In March, the biotech company MycoWorks announced a collaboration with Hermés on the creation of Sylvania, a new natural material made from fungus, to reinvent the famous Victoria bag. The “mushroom leather” or mycelium leather is making headlines as it paves the way for a greener future in fashion.
Photo: MycoWorks on Facebook
It is no secret that the fashion industry is taxing on the environment and there is an urgent demand for a solution. Consumer’s attitudes have changed and transparency is massively important for brands that plan on sticking around for the future of fashion. Biotechnology has provided a solution for Hermés on this pressing matter.

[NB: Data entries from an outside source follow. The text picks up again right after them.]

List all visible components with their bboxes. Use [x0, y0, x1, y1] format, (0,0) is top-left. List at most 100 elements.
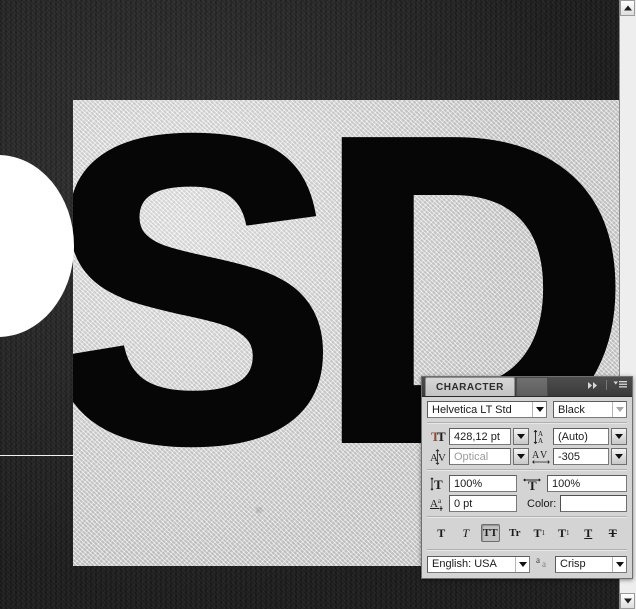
panel-body: Helvetica LT Std Black T T 428,12 pt A A… — [422, 397, 632, 578]
scroll-up-arrow-icon — [623, 5, 632, 11]
character-panel[interactable]: CHARACTER Helvetica LT Std Black T T 428… — [421, 376, 633, 579]
tab-character-label: CHARACTER — [436, 381, 504, 393]
language-input[interactable]: English: USA — [427, 555, 530, 573]
panel-titlebar[interactable]: CHARACTER — [422, 377, 632, 397]
tab-character[interactable]: CHARACTER — [425, 377, 515, 396]
leading-icon: A A — [529, 429, 553, 445]
horizontal-scale-value: 100% — [552, 477, 581, 490]
kerning-tracking-row: A V Optical A V -305 — [427, 448, 627, 465]
double-chevron-right-icon[interactable] — [587, 381, 601, 393]
font-style-dropdown-button[interactable] — [612, 402, 626, 417]
svg-text:V: V — [438, 452, 446, 464]
canvas-glyph-s-text: S — [73, 100, 340, 530]
divider — [427, 549, 627, 551]
vertical-scale-value: 100% — [454, 477, 483, 490]
style-button-strip: T T TT Tr T1 T1 T T — [427, 522, 627, 545]
chevron-down-icon — [615, 407, 624, 412]
horizontal-scale-icon: T — [517, 476, 547, 492]
subscript-button[interactable]: T1 — [554, 524, 573, 542]
underline-glyph: T — [584, 525, 593, 540]
tracking-input[interactable]: -305 — [553, 448, 609, 465]
tab-placeholder[interactable] — [515, 377, 548, 396]
leading-value: (Auto) — [558, 430, 588, 443]
strikethrough-glyph: T — [608, 525, 617, 540]
small-caps-button[interactable]: Tr — [505, 524, 524, 542]
vertical-scale-icon: T — [427, 476, 449, 492]
font-size-dropdown-button[interactable] — [513, 428, 529, 445]
chevron-down-icon — [517, 434, 525, 439]
font-style-value: Black — [558, 403, 585, 416]
svg-text:a: a — [536, 555, 540, 565]
strikethrough-button[interactable]: T — [603, 524, 622, 542]
leading-dropdown-button[interactable] — [611, 428, 627, 445]
subscript-marker: 1 — [566, 529, 570, 537]
superscript-marker: 1 — [541, 529, 546, 537]
baseline-color-row: A a 0 pt Color: — [427, 495, 627, 512]
divider — [427, 469, 627, 471]
divider — [427, 516, 627, 518]
small-caps-glyph: Tr — [509, 527, 521, 539]
faux-bold-glyph: T — [437, 525, 446, 540]
font-family-dropdown-button[interactable] — [532, 402, 546, 417]
font-size-value: 428,12 pt — [454, 430, 500, 443]
chevron-down-icon — [518, 561, 527, 567]
superscript-button[interactable]: T1 — [530, 524, 549, 542]
tracking-dropdown-button[interactable] — [611, 448, 627, 465]
tracking-icon: A V — [529, 449, 553, 465]
divider — [427, 422, 627, 424]
chevron-down-icon — [535, 407, 544, 412]
size-leading-row: T T 428,12 pt A A (Auto) — [427, 428, 627, 445]
scroll-up-button[interactable] — [620, 0, 635, 16]
all-caps-button[interactable]: TT — [480, 524, 500, 542]
superscript-glyph: T — [533, 525, 542, 540]
baseline-shift-input[interactable]: 0 pt — [449, 495, 517, 512]
kerning-value: Optical — [454, 450, 489, 463]
faux-italic-glyph: T — [462, 525, 470, 540]
anti-aliasing-dropdown-button[interactable] — [612, 556, 626, 572]
faux-italic-button[interactable]: T — [456, 524, 475, 542]
font-family-value: Helvetica LT Std — [432, 403, 512, 416]
scroll-down-button[interactable] — [620, 593, 635, 609]
panel-titlebar-controls — [587, 380, 632, 396]
language-aa-row: English: USA a a Crisp — [427, 555, 627, 573]
guide-line — [0, 455, 74, 456]
subscript-glyph: T — [557, 525, 566, 540]
svg-text:V: V — [540, 450, 548, 461]
canvas-glyph-s: S — [73, 100, 348, 530]
all-caps-glyph: TT — [482, 527, 498, 539]
color-label: Color: — [527, 497, 557, 510]
kerning-icon: A V — [427, 448, 449, 465]
leading-input[interactable]: (Auto) — [553, 428, 609, 445]
anti-alias-icon: a a — [536, 555, 552, 573]
faux-bold-button[interactable]: T — [432, 524, 451, 542]
svg-text:a: a — [542, 559, 546, 569]
panel-menu-icon[interactable] — [613, 380, 627, 393]
horizontal-scale-input[interactable]: 100% — [547, 475, 627, 492]
svg-text:A: A — [532, 450, 540, 461]
anti-aliasing-value: Crisp — [560, 558, 586, 570]
font-size-input[interactable]: 428,12 pt — [449, 428, 511, 445]
scale-row: T 100% T 100% — [427, 475, 627, 492]
font-style-input[interactable]: Black — [553, 401, 627, 418]
svg-text:T: T — [434, 477, 443, 492]
kerning-input[interactable]: Optical — [449, 448, 511, 465]
chevron-down-icon — [615, 454, 623, 459]
svg-text:A: A — [538, 437, 543, 445]
language-dropdown-button[interactable] — [515, 556, 529, 572]
scroll-down-arrow-icon — [623, 598, 632, 604]
svg-text:a: a — [438, 497, 442, 505]
tracking-value: -305 — [558, 450, 581, 463]
text-color-swatch[interactable] — [560, 495, 627, 512]
application-window: S D CHARACTER Helvetica LT Std Black T T… — [0, 0, 636, 609]
language-value: English: USA — [432, 558, 497, 570]
vertical-scale-input[interactable]: 100% — [449, 475, 517, 492]
kerning-dropdown-button[interactable] — [513, 448, 529, 465]
font-family-input[interactable]: Helvetica LT Std — [427, 401, 547, 418]
chevron-down-icon — [615, 561, 624, 567]
anti-aliasing-input[interactable]: Crisp — [555, 555, 627, 573]
font-size-icon: T T — [427, 429, 449, 445]
chevron-down-icon — [615, 434, 623, 439]
baseline-shift-icon: A a — [427, 496, 449, 512]
font-row: Helvetica LT Std Black — [427, 401, 627, 418]
underline-button[interactable]: T — [579, 524, 598, 542]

Mycelium, the root structure of fungus, has become a big deal as it presents possibilities to eliminate leather from the fashion vocabulary. Fine Mycelium is produced at the MycoWorks facilities in California. The lab controls the conditions for the fungus and it can take as little as two weeks to grow. Compared to the many years and resources that cow leather requires, Mycelium is an exciting advancement that has plenty of room for innovations.
The fact that luxury brands are turning to Fine Mycelium means it’s not just an eco-friendly alternative, but it is also proof of its remarkable quality. Now Hermés, a brand renowned for its leather crafts, takes on this new material. The collaboration is expected to launch in late 2021.
Other luxury brands like Iris van Herpen and Stella McCartney are turning to fungus for a greener approach. Mycelium is being shaped to fit the creative visions of these futuristic designers. It is being used for gowns, tops and trousers.
Photo: Iris Van Herpen on Facebook
We wait expectantly to see the promising future of Fine Mycelium. Is this discovery going to change fashion history?